Now, you may think that there really is no need to personify the way nature-natures, let alone actually set up a votive image of the goddess Venus. Well, you are probably right, you don’t need to do this. But, along with countless other human beings through the many hundreds of thousands of years of human existence, I do feel such a need and I continue to think that an appropriate, poetic supreme fiction, when knowingly understood as fictive, but nevertheless wilfully believed in or contemplated, can usefully help me — help us — both better understand and fully enter intra-actively into the world and draw forth from it great meaning and beauty.

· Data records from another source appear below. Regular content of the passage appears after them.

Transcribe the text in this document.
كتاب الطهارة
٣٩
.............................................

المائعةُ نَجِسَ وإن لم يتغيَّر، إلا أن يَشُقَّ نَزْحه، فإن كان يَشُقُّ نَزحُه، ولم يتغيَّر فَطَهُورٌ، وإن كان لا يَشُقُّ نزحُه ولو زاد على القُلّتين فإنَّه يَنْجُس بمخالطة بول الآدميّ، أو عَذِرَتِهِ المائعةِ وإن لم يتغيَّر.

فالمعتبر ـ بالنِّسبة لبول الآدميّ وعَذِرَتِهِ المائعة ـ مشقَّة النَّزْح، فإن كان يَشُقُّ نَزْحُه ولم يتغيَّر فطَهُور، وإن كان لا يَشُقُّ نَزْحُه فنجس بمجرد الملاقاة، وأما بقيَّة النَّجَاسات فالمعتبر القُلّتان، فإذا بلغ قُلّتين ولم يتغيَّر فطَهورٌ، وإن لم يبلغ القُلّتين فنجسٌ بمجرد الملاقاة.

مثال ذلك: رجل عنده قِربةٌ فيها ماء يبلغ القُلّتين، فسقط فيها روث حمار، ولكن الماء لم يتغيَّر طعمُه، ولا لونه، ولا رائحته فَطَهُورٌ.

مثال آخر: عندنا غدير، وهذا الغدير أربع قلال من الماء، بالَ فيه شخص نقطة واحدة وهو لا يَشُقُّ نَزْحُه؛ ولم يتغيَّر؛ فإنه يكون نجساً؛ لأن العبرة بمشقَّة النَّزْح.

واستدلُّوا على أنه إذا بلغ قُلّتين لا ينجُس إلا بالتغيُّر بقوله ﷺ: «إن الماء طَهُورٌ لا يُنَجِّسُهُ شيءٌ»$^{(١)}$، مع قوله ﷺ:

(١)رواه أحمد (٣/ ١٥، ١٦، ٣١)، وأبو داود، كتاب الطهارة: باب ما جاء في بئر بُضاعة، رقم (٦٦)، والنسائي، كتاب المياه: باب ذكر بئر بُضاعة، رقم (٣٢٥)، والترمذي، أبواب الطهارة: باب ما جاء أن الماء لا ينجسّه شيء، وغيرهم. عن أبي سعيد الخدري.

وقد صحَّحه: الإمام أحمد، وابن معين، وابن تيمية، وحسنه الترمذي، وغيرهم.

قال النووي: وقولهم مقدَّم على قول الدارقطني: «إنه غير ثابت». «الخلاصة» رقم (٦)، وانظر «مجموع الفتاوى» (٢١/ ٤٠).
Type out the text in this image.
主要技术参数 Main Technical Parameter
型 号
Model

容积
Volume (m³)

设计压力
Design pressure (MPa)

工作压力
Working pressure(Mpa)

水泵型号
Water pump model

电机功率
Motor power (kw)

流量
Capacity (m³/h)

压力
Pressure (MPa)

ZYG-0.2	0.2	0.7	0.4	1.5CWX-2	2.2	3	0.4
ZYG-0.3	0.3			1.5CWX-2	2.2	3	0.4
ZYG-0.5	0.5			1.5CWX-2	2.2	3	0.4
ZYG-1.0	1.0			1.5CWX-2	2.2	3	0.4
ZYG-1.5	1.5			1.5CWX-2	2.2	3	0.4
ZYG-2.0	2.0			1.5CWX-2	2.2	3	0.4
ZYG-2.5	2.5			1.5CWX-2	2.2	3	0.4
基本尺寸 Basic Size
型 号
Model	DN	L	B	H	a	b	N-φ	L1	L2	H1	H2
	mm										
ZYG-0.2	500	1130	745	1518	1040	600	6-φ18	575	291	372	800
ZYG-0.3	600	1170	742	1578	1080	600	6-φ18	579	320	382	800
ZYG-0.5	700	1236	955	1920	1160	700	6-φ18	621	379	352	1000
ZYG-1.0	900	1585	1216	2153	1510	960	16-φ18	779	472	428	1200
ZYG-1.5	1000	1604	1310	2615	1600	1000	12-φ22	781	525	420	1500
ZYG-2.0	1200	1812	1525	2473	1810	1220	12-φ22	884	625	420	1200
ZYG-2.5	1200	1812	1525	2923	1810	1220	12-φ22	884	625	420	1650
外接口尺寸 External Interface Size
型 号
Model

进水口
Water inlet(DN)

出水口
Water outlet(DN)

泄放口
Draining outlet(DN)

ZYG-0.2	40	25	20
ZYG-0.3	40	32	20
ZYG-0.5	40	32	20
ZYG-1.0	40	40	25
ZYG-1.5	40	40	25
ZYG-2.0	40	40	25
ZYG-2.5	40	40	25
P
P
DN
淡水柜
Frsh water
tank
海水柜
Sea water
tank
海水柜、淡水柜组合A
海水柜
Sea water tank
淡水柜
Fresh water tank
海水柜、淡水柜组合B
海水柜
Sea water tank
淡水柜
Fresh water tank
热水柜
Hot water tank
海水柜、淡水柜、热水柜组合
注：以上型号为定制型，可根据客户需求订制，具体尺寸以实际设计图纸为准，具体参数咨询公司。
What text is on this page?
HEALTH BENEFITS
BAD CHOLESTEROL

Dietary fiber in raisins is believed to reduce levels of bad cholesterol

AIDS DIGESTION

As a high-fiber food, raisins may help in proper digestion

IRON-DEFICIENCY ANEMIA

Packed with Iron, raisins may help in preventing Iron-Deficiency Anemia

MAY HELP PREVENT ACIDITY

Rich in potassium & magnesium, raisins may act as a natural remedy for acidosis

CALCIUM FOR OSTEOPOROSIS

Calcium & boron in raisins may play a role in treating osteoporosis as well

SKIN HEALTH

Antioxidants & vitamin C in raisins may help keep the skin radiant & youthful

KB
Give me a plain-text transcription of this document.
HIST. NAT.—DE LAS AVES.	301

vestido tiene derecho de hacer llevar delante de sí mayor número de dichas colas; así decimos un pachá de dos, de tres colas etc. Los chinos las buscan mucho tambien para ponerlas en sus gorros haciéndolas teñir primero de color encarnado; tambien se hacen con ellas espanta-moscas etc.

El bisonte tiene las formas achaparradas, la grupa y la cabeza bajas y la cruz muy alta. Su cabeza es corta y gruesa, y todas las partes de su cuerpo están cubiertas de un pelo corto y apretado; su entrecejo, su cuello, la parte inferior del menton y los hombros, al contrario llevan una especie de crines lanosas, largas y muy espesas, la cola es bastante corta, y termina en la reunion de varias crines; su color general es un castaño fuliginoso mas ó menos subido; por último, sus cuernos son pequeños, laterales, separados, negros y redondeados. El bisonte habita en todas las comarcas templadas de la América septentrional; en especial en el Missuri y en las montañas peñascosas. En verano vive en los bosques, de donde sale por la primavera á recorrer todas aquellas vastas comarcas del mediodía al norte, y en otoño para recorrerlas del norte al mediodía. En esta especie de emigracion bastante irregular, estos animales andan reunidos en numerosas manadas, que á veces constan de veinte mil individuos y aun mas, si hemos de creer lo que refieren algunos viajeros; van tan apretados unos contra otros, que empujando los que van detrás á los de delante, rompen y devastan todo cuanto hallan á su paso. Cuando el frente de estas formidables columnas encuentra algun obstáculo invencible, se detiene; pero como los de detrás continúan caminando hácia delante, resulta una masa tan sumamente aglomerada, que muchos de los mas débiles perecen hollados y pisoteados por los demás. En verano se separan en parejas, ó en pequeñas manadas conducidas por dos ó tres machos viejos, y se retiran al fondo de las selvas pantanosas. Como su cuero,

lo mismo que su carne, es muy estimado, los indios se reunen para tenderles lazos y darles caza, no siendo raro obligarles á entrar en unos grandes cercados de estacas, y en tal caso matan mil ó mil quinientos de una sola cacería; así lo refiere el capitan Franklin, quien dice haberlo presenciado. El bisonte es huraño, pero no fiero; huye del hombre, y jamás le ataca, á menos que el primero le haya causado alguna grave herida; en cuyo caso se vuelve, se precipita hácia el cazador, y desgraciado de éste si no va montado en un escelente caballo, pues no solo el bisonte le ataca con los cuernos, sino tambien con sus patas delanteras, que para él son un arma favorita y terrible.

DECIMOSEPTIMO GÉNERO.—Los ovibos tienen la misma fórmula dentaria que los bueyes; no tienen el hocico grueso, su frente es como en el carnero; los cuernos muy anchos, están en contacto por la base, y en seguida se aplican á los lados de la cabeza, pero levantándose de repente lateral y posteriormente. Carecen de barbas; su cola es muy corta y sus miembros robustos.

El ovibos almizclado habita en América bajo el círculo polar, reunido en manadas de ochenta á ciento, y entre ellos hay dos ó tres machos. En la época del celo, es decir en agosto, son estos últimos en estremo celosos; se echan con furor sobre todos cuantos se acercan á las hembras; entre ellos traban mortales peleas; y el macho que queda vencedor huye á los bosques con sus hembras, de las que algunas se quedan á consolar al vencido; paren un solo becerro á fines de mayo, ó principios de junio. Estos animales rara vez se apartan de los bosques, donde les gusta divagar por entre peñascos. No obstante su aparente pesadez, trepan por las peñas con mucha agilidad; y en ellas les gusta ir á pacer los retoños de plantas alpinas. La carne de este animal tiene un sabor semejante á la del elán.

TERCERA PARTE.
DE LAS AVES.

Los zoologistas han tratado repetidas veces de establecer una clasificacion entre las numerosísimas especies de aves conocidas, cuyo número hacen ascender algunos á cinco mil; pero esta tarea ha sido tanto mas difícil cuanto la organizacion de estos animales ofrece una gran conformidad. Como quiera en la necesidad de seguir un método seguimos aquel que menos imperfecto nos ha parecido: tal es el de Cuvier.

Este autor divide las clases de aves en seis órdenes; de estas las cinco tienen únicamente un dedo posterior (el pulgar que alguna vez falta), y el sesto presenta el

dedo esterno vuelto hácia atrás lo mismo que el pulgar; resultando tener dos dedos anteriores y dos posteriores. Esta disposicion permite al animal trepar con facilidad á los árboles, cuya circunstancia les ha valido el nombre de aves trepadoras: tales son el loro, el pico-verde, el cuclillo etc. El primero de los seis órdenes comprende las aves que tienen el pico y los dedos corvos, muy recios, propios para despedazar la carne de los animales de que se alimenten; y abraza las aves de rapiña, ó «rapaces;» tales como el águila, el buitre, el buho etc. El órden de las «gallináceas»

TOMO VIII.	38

So, for what it is worth, as far as I am concerned, depicted thus, Venus is for me the perfect personification of the “the great life of free and selfless creative evolution,” the “vast cosmic life force” of which Imoaka Shin’ichirō-sensei spoke of as being the “pith and marrow” of religion. And this means that, today, on Mothering Sunday, in addition to raising a toast to my earthly mother, I have no hesitation now in raising another glass of aqua vitae to toast and give hearty and joyous thanks to the Mother of Matter, creatrix, bountiful Venus.
A happy, and cosmic, Mothering Sunday to you all!